Examiné la tarjeta. Había salido del billetero de Marriott, junto con otras tarjetas que no me había molestado en revisar mientras estábamos en la hondonada de Purissima Canyon. Era una de las mías, desde luego. Y a decir verdad parecía bastante sucia, sobre todo tratándose de un hombre como Marriott. Tenía una mancha redonda en una esquina.

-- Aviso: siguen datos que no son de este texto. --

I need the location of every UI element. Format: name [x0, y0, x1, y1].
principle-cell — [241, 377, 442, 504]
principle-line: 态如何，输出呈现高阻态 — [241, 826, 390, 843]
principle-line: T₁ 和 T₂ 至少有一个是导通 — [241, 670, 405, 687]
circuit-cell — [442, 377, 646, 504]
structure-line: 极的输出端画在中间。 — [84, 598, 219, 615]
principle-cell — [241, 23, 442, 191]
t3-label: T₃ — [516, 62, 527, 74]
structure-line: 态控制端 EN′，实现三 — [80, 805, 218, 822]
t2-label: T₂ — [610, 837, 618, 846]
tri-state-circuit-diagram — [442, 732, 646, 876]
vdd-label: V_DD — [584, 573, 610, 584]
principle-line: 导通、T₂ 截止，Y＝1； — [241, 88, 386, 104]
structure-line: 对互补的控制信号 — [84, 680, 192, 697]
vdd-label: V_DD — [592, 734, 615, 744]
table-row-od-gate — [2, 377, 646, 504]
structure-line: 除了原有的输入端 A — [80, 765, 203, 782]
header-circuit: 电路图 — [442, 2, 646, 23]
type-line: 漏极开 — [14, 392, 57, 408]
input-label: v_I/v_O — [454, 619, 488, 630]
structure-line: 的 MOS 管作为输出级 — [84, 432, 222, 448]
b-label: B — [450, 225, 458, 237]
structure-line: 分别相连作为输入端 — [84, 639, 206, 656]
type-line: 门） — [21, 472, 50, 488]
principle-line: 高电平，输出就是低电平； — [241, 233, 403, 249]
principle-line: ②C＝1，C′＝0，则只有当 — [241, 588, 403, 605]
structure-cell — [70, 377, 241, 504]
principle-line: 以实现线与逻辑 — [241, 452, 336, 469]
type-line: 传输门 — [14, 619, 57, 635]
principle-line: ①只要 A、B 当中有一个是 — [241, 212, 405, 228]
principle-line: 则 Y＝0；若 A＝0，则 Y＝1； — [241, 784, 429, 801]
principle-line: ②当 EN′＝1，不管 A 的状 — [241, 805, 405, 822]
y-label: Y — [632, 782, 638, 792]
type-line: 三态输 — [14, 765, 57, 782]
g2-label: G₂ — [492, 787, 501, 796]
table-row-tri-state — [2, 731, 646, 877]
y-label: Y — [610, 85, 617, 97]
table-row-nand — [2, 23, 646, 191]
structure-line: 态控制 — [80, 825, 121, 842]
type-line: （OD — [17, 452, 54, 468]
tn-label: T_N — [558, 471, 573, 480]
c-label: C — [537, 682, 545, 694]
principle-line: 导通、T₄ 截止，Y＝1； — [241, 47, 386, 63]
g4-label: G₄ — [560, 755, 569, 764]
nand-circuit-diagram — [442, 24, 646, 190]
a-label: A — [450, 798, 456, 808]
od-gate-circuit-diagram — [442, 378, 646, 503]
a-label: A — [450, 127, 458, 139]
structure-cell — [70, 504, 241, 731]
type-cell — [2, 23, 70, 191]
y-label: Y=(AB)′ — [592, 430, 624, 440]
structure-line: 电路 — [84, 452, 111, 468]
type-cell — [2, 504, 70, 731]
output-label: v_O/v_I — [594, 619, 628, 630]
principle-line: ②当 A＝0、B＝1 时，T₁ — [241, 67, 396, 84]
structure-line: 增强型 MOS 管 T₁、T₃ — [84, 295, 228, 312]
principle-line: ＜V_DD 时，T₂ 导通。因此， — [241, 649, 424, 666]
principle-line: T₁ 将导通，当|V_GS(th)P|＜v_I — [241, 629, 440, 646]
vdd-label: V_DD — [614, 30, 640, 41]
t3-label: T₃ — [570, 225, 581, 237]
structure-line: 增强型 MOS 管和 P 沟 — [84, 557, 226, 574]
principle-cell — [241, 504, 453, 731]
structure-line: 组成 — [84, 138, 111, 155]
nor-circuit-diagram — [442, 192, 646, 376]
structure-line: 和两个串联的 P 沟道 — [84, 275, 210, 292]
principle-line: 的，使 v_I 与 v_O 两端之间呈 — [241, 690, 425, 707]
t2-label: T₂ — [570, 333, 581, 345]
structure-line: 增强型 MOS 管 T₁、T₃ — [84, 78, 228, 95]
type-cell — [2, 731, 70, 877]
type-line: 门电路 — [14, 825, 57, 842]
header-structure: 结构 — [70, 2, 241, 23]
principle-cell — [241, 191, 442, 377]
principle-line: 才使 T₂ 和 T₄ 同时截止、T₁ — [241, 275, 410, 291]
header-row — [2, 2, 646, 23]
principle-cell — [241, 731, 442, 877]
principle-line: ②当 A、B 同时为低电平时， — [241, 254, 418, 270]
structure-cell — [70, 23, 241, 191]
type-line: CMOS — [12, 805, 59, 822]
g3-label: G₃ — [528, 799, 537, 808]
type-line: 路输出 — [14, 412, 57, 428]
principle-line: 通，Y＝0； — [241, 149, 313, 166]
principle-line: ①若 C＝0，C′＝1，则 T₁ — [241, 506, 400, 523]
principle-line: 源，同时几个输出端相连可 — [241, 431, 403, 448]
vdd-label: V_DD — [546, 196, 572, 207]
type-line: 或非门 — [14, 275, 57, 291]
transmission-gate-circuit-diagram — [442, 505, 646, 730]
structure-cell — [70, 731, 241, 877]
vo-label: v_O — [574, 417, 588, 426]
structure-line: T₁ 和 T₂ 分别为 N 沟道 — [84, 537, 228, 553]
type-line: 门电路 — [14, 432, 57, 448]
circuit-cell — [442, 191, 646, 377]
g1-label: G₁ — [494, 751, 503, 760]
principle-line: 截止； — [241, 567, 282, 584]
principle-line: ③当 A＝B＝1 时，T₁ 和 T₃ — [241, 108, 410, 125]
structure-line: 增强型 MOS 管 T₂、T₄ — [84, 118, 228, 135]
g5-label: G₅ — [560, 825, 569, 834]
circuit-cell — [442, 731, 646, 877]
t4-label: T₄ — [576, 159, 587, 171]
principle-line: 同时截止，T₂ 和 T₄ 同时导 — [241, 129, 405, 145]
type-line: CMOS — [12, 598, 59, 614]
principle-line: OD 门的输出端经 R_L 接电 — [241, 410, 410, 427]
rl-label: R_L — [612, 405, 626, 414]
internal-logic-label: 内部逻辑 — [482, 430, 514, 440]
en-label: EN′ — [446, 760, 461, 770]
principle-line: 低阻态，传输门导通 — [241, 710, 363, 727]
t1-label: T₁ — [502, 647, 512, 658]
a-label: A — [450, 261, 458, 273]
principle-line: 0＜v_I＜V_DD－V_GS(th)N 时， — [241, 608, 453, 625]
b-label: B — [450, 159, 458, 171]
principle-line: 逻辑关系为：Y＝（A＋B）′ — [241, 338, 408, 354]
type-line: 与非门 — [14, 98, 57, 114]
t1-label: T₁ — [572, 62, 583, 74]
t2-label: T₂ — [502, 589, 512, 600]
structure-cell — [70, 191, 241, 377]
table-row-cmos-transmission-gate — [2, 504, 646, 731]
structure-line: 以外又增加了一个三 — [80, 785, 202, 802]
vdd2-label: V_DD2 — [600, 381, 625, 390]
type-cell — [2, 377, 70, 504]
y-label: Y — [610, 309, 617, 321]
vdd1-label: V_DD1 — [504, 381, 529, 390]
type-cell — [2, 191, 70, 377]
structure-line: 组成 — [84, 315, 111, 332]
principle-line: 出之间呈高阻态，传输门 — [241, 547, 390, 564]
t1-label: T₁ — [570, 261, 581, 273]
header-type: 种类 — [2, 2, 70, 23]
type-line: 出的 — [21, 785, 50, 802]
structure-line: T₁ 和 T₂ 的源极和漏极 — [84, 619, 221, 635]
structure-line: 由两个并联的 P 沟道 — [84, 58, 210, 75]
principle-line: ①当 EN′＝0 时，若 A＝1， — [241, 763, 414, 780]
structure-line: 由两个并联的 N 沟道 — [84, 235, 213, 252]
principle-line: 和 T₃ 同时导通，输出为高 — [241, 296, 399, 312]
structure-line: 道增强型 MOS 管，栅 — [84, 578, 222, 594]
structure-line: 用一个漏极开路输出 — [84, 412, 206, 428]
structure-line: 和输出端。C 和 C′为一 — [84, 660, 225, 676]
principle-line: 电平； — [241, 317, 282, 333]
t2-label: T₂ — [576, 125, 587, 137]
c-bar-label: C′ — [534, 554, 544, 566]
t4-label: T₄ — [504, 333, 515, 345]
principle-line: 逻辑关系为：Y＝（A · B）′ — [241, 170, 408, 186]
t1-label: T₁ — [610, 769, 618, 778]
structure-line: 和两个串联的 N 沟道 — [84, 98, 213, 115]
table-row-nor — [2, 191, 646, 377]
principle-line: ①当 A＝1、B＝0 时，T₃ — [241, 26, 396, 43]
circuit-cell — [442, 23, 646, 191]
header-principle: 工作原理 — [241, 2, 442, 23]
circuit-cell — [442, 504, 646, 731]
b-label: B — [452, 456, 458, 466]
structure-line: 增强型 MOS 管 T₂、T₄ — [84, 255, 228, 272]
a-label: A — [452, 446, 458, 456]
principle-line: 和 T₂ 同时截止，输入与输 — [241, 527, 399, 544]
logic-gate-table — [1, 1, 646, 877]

—Claro —dije—. Las reparto siempre que se presenta una ocasión. Como es lógico.
—Marriott le dio el dinero para que usted lo llevara —dijo Randall—. Ocho mil dólares. Era más bien un tipo confiado.
Aspiré el humo del cigarrillo y lo arrojé contra el techo. La luz me hacía daño en los ojos. Me dolía la nuca.
—No tengo los ocho mil dólares —dije—. Lo siento.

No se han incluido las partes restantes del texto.